A labour of love for Marty

Francesca Ryan talks to an outreach worker who’s making a difference in Colin

Imagine having responsibility for the welfare of thousands of people on a daily basis. You couldn't pay most people to undertake such a mammoth task, but for one man from the Colin area, it was a calling that he couldn't resist.
Marty Parker is the only Drug and Alcohol Outreach Worker for the Colin area. We caught up with him last week for a chat about his demanding yet thoroughly rewarding role.
“I've been doing this job for ten years now," he said. “The first eight years were on a purely voluntary basis but for the last two and a half years I have been funded to carry out the work with the Poleglass-based Misneach project."
Far from being an office job, Marty's work sees him in the thick of things in the Colin area both during the day and in the long dark evenings.
“Sadly, the reality is that nobody cares about the youth in the Colin area except for the community workers themselves. I have seen kids as young as 11 and 12 with alcohol and drug issues, it is a problem that needs to be tackled.
“My job is to reach out to the people that don't avail of the community services. I identify local drinking hotspots and engage with the youths to gain their confidence."
Marty is the first to admit that the drinkers can be wary at the start but his persistence has seen him work with 350 youths in the past two years alone.
“You have to keep at it.

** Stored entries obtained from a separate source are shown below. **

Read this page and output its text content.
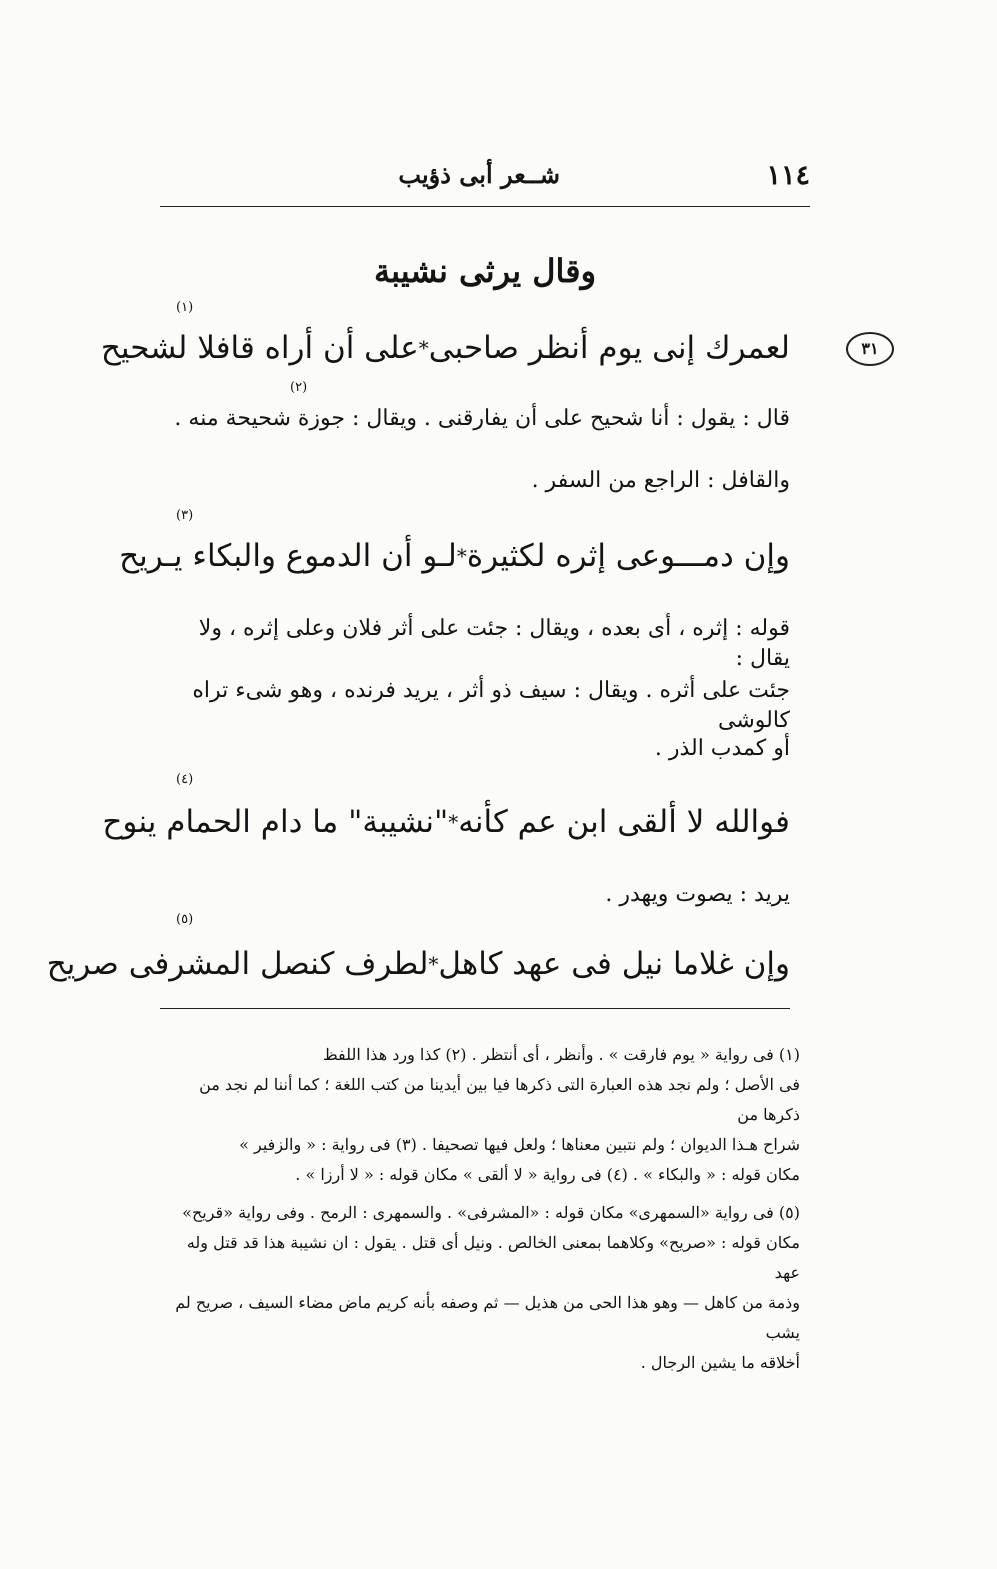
١١٤
شــعر أبى ذؤيب
وقال يرثى نشيبة
٣١
(١)
(٢)
(٣)
(٤)
(٥)
لعمرك إنى يوم أنظر صاحبى
*
على أن أراه قافلا لشحيح
قال : يقول : أنا شحيح على أن يفارقنى . ويقال : جوزة شحيحة منه .
والقافل : الراجع من السفر .
وإن دمـــوعى إثره لكثيرة
*
لـو أن الدموع والبكاء يـريح
قوله : إثره ، أى بعده ، ويقال : جئت على أثر فلان وعلى إثره ، ولا يقال :
جئت على أثره . ويقال : سيف ذو أثر ، يريد فرنده ، وهو شىء تراه كالوشى
أو كمدب الذر .
فوالله لا ألقى ابن عم كأنه
*
"نشيبة" ما دام الحمام ينوح
يريد : يصوت ويهدر .
وإن غلاما نيل فى عهد كاهل
*
لطرف كنصل المشرفى صريح

(١) فى رواية « يوم فارقت » . وأنظر ، أى أنتظر . (٢) كذا ورد هذا اللفظ

فى الأصل ؛ ولم نجد هذه العبارة التى ذكرها فيا بين أيدينا من كتب اللغة ؛ كما أننا لم نجد من ذكرها من

شراح هـذا الديوان ؛ ولم نتبين معناها ؛ ولعل فيها تصحيفا . (٣) فى رواية : « والزفير »

مكان قوله : « والبكاء » . (٤) فى رواية « لا ألقى » مكان قوله : « لا أرزا » .

(٥) فى رواية «السمهرى» مكان قوله : «المشرفى» . والسمهرى : الرمح . وفى رواية «قريح»

مكان قوله : «صريح» وكلاهما بمعنى الخالص . ونيل أى قتل . يقول : ان نشيبة هذا قد قتل وله عهد

وذمة من كاهل — وهو هذا الحى من هذيل — ثم وصفه بأنه كريم ماض مضاء السيف ، صريح لم يشب

أخلاقه ما يشين الرجال .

Gradually the kids come round and start to listen and then we get the ball rolling by getting them on drug and alcohol awareness training and various other courses."
Using a two-tiered approach which sees the children alternate a week of training courses with a week of activities, Marty believes that taking the children from the environment they live in is crucial.
“We take the kids away to get their minds off what they normally get up to in the community, this gives them the opportunity to focus on new activities and puts them in a position where they can entertain new ideas that we have incorporated in the training."
Working in conjunction with other community groups, including the Safer Neighbourhood Project and the Dunlewey Centre, Misneach are able to offer an all-round approach to drug abuse in the Colin area and despite the clearly arduous and demanding nature of the work, Marty insists the rewards far outweigh the downside.
“I find my work extremely rewarding. When I meet kids who used to stand on the street corners drinking and they have turned their lives around, I get a feeling that is hard to beat. I even heard one fella mention me and my work on Féile FM. He said that if there were 100 more doing the work I do, the Colin area would be the best place to live. When you hear something like that, even the smallest compliment, it makes it all worthwhile."
Having grown up during the Troubles when there was very little provision for young people, the father-of-three was determined to make life better for his own children and for others.
“I just never wanted the same for my kids, I am committed to making the community a better place for everyone and that's what brought me to this position I am in today. I firmly believe that if we can get the kids off the streets and into education, we're on the right track."
Astoundingly, despite his commitment, his track record and the vital nature of his work, Marty still works on a temporary contract, a difficult position for a man with a young family and bills to pay. But he’s adamant that even if a salaried job isn't permanent, his role in the community is.
“Every September I am reviewed by EDACT [Eastern Drug and Alcohol Coordination Team] who fund the project. Come September the job may not be there and if that's the case, I will just go back to doing the work on a voluntary basis. We've come too far along, we've built a reputation and a good rapport with the youth. If someone rang me for help at 3am, as they often do, I wouldn't refuse to go because I don't get paid any more. My heart is in this project and I won't let if fall by the wayside under any circumstances."